Meats (chicken, pork, beef, fish, etc.) and other animal proteins contain purines, which increase the uric acid in urine. This increases the risk of developing kidney stones. Organ meats are especially high in purines. Limiting meat protein intake to six-to-eight ounces each day may help decrease recurrence rates. Calcium and oxalate have an interesting relationship when it comes to stones. Most people believe they should decrease calcium intake, but calcium is very much needed for your general health, especially for healthy bones. Recommended daily intake of calcium is 800 mg.
Calcium can also bind with oxalate in the intestines and prevents increasing calcium in the urine. Foods high in oxalate can increase stone rates. The most common foods high in oxalate are nuts and spinach. Limiting these may also help decrease stone formation.
I grew up in the Midwest.
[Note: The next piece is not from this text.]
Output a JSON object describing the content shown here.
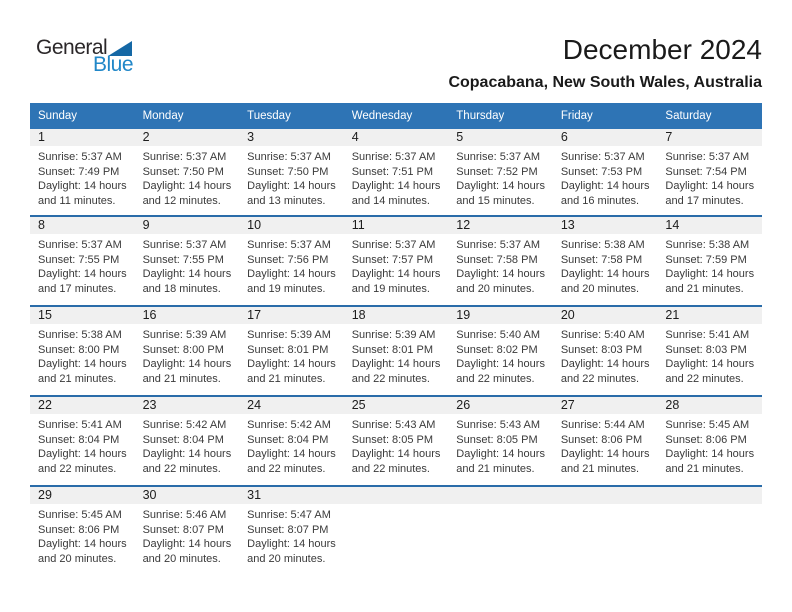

I spent a great deal of time outside and did not stay well-hydrated, even during the hot summer months. My diet was based around a large portion of meat with each meal and several shakes of salt on everything. Since my diagnosis of kidney stones, I have dramatically increased my fluid intake, have stopped using table salt, and have tried to decrease my animal protein intake. These behavioral changes are often the hardest to start and to maintain. My motivation is that I hope my stones never grow, and that I do not form any new stones.